Graphene Oxide and Copper Ferrite GO/Cu〖Fe〗_2 0_4Nano-composites as Adsorbent for Fluoride Removal from Aqueous Solution

Abstract

Water, the universal solvent, is a prerequisite for the existence of all forms of life on the planet earth .60% of the fluid running in the human body is water. Any irregularity in the concentration of minerals can lead to serious health hazards. Such is the case with Fluoride, a major element for human metabolism and its occurrence in drinking water could be safe or unsafe. Fluoride of 0.5 mg L-1 is needed to strengthen tooth polish and moreover to prevent the early tooth decay. However, on exceeding a considerable point, it produces a disease called 'fluorosis'. The present research is centered on the defluoridation of water employing the adsorption method by batch experimental tests. The two-dimensional graphene and graphene-based materials are in effect broadly used being in wastewater treatment as a result of their electronic mobility, incredible surface area, high mechanical strength, great abrasion restraint ability and tunable surface, improved hydrophobicity, adsorption capacity, and recyclability making it ideal material for wastewater treatment.
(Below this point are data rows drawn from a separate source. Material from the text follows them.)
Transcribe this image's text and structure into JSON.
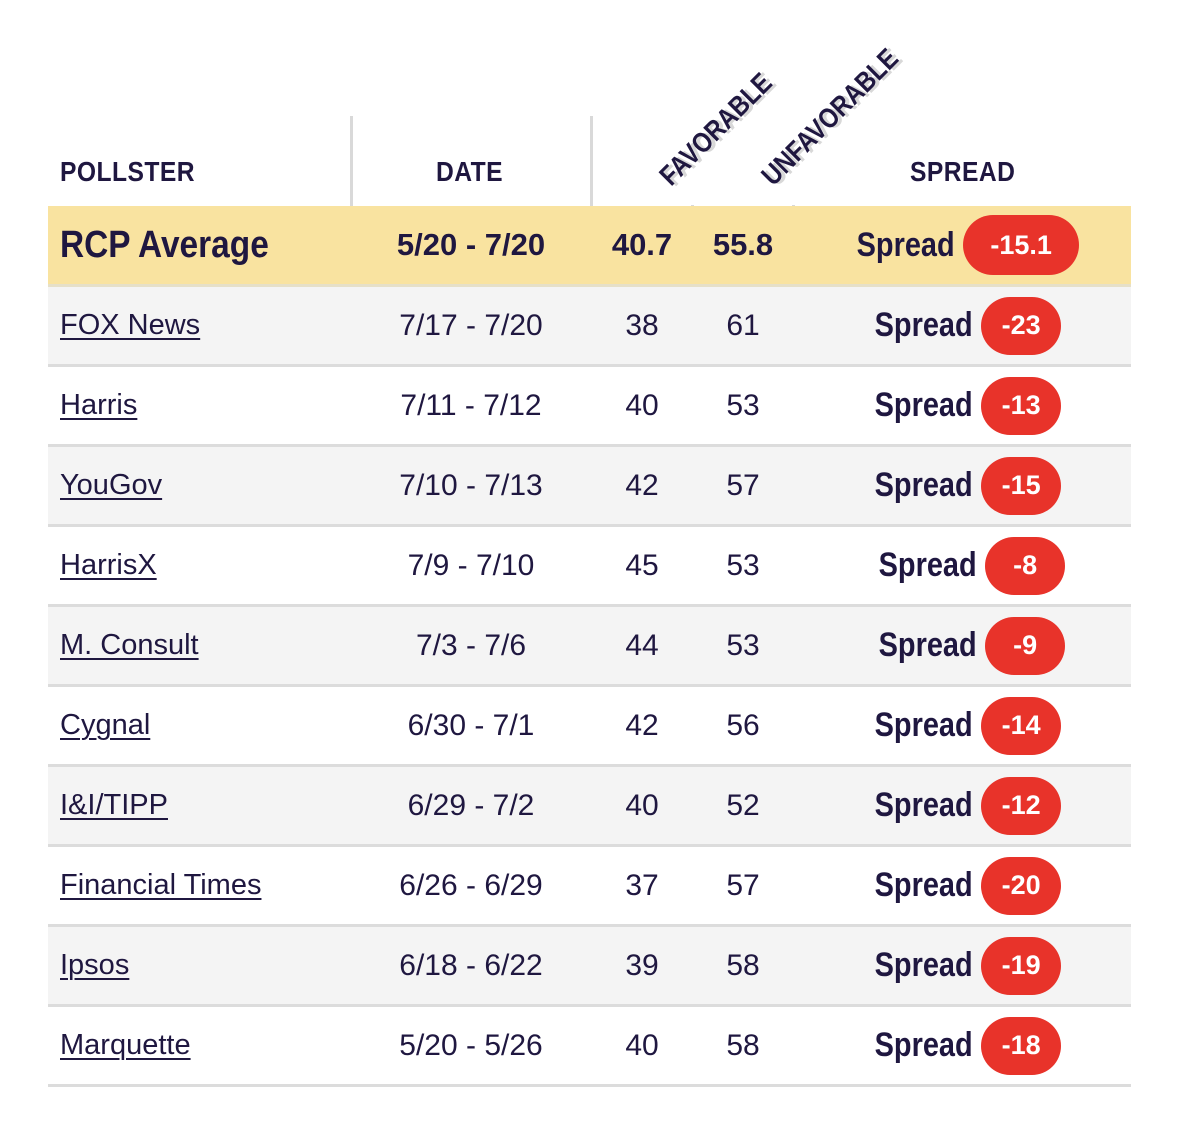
{
  "headers": {
    "pollster": "POLLSTER",
    "date": "DATE",
    "favorable": "FAVORABLE",
    "unfavorable": "UNFAVORABLE",
    "spread": "SPREAD"
  },
  "spread_label": "Spread",
  "colors": {
    "average_row_bg": "#f9e3a0",
    "badge_bg": "#e8332a",
    "text": "#1f1740",
    "alt_row_bg": "#f4f4f4"
  },
  "average": {
    "pollster": "RCP Average",
    "date": "5/20 - 7/20",
    "favorable": "40.7",
    "unfavorable": "55.8",
    "spread": "-15.1"
  },
  "rows": [
    {
      "pollster": "FOX News",
      "date": "7/17 - 7/20",
      "favorable": "38",
      "unfavorable": "61",
      "spread": "-23"
    },
    {
      "pollster": "Harris",
      "date": "7/11 - 7/12",
      "favorable": "40",
      "unfavorable": "53",
      "spread": "-13"
    },
    {
      "pollster": "YouGov",
      "date": "7/10 - 7/13",
      "favorable": "42",
      "unfavorable": "57",
      "spread": "-15"
    },
    {
      "pollster": "HarrisX",
      "date": "7/9 - 7/10",
      "favorable": "45",
      "unfavorable": "53",
      "spread": "-8"
    },
    {
      "pollster": "M. Consult",
      "date": "7/3 - 7/6",
      "favorable": "44",
      "unfavorable": "53",
      "spread": "-9"
    },
    {
      "pollster": "Cygnal",
      "date": "6/30 - 7/1",
      "favorable": "42",
      "unfavorable": "56",
      "spread": "-14"
    },
    {
      "pollster": "I&I/TIPP",
      "date": "6/29 - 7/2",
      "favorable": "40",
      "unfavorable": "52",
      "spread": "-12"
    },
    {
      "pollster": "Financial Times",
      "date": "6/26 - 6/29",
      "favorable": "37",
      "unfavorable": "57",
      "spread": "-20"
    },
    {
      "pollster": "Ipsos",
      "date": "6/18 - 6/22",
      "favorable": "39",
      "unfavorable": "58",
      "spread": "-19"
    },
    {
      "pollster": "Marquette",
      "date": "5/20 - 5/26",
      "favorable": "40",
      "unfavorable": "58",
      "spread": "-18"
    }
  ],
  "chart_data": {
    "type": "table",
    "columns": [
      "POLLSTER",
      "DATE",
      "FAVORABLE",
      "UNFAVORABLE",
      "SPREAD"
    ],
    "rows": [
      [
        "RCP Average",
        "5/20 - 7/20",
        40.7,
        55.8,
        -15.1
      ],
      [
        "FOX News",
        "7/17 - 7/20",
        38,
        61,
        -23
      ],
      [
        "Harris",
        "7/11 - 7/12",
        40,
        53,
        -13
      ],
      [
        "YouGov",
        "7/10 - 7/13",
        42,
        57,
        -15
      ],
      [
        "HarrisX",
        "7/9 - 7/10",
        45,
        53,
        -8
      ],
      [
        "M. Consult",
        "7/3 - 7/6",
        44,
        53,
        -9
      ],
      [
        "Cygnal",
        "6/30 - 7/1",
        42,
        56,
        -14
      ],
      [
        "I&I/TIPP",
        "6/29 - 7/2",
        40,
        52,
        -12
      ],
      [
        "Financial Times",
        "6/26 - 6/29",
        37,
        57,
        -20
      ],
      [
        "Ipsos",
        "6/18 - 6/22",
        39,
        58,
        -19
      ],
      [
        "Marquette",
        "5/20 - 5/26",
        40,
        58,
        -18
      ]
    ]
  }
}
Recently, copper ferrite (CuFe2O4) nanoparticles have drawn various researchers' attention because of its intrinsic properties in application of water purification. CuFe2O4 Nano composites are attractive because of material stability under various conditions. In this study, GO/CuFe2O4 was employed as an adsorbent to dislodge Fluoride (F-1) ions from water by adsorption. The results of three adsorption factors (contact time, pH and Fluoride concentration) on two reaction factors (removal efficiency and adsorption limit) were investigated. The ideal performance conditions for the adsorption of Fluoride (F-1) were noted to be contact time of 75 min, pH of 6 with an initial dose of adsorbent of 10mg/L. The total removal ability and saturation capacity of Fluoride (F-1) under this working condition were observed to be 88% and 2.37mg/g individually. The equilibrium adsorption isotherms and kinetic adsorption models illustrated that the Langmuir isotherm and pseudo-second-order both model showed coherence to the trial information. The characteristics studies of the material were achieved using X-ray diffraction (XRD), Fourier Transform Infrared Spectrometer (FT-IR), Scanning Electron microscope (SEM), Raman, and Ultraviolet-Visible (UV-Vis) spectroscopy.